リアルタイムサービス(8月23日前場情報)

RTの出島イラスト

日経平均株価は44円高の20672円で前場を終了。昨夜の米国市場はNYダウは49ドル高でナスダック指数は28P安と高安まちまちの展開に。

しかし中身を見れば、運行を停止していた新型機の運行再開を巡る材料が出た事でボーイング株が上昇、同社1社でNYダウを98ドル程度押し上げており、これを除けばNYダウも実質的には下落。

今夜のジャクソンホール会議でのパウエルFRB議長の講演を待つと言うスタンスが基本で、株式市場全体を見れば様子見ムードが強い展開でした。

昨夜米国で発表された8月の米製造業PMI速報値が、49,9と好不況の境目となる50を10年ぶりに下回り米景気の先行きへの警戒が再び高まっています。

前日には好調な小売り企業の決算発表を受けて米経済への安心感が高まる展開になりましたが、昨夜は再び悪い経済指標が出て来た事で、連続利下げへの期待も再度高まっていると言う状況です。

しかしながら堅調な米経済を下支えしているのはサービス業などの非製造業です、昨夜発表されたPMIは製造業。

製造業に関しては米中貿易戦争の悪影響も有りますので、これまでも景況感は余り良くは無く、米経済への懸念が本質に高まるとすれば、先々非製造業の景況感が悪化した時です。

現時点では米製造業は減速気味に有りますが、非製造業は依然好調持続、全体で見れば緩やかな経済成長が続いている米経済との見方に変わりは有りません。

本日の日本市場は様子見ムードが強い状況ながら小幅高で推移、寄り付きこそ小幅安でスタートしましたが売り一巡後は切り返してプラス圏に浮上。

しかし今夜のジャクソンホール会議や週末のG7首脳会議を控えて積極的な売買は期待出来ず、ポジション調整の売買が中心の展開。

パウエルFRB議長が今後の米金融政策に関してどのような考えを示すのか?確率的に言えば、市場の過度な期待に応えるような発言をする可能性は少ないと思います。

市場が期待するのは9月FOMCにおいて大幅な利下げを実施する事、しかしFRB内にはトランプ大統領の政治的圧力に抵抗する動きも根強く、すんなりと大統領の要望を受け入れると言う事は考えられません。

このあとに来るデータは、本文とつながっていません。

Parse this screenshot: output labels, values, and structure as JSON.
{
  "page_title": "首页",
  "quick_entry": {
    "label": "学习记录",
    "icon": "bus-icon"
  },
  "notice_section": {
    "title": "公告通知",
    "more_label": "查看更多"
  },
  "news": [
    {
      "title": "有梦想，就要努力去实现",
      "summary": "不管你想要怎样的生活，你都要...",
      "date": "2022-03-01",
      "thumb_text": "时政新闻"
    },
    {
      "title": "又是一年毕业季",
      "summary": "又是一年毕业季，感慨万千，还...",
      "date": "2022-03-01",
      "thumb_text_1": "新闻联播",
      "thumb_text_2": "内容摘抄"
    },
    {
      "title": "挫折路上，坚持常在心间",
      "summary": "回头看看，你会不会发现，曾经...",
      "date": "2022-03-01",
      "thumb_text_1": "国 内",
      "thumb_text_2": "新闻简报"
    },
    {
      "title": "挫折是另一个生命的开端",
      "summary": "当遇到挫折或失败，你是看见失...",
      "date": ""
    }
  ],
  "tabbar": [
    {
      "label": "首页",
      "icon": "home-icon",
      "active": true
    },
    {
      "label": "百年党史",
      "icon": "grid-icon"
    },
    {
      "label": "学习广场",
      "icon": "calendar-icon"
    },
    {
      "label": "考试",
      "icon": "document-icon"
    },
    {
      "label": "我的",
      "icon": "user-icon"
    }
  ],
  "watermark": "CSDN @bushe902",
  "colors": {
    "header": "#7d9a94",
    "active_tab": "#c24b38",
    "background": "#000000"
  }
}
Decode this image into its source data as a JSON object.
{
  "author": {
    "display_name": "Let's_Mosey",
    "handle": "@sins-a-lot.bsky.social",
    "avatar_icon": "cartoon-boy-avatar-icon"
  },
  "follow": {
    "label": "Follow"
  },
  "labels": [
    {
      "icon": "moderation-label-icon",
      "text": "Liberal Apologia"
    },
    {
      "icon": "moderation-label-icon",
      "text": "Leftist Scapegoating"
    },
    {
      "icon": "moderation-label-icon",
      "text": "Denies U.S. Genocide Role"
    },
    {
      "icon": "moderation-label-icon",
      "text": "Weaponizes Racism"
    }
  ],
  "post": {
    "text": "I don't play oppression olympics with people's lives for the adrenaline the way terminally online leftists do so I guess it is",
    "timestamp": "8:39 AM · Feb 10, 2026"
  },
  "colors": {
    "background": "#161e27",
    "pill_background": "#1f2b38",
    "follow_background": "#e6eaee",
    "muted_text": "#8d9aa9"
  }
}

結論を言えば、ジャクソンホール会議でのパウエルFRB議長の講演は株式市場にとっては失望売りを誘う結果になると思います。

しかしながら米金融政策の方向性は金融緩和に変わりは無く、即時大幅な利下げは無くとも、緩やかな利下げは続く可能性が有りますので、失望売りの動きも一時的になると思います。

過度に警戒する必要は無く、又、米国株の失望売りによって日本市場で悪影響を受けるのは主に主力銘柄や日経平均です。

現在保有しているような、テーマ性を持つ内需系の中小型株などにはさほど悪影響は有りません。

引き続き全体よりも個を重視、そのような発想を持って対応して行く投資環境が続きます。

後場の対応は保有銘柄の値動きを見守るだけです。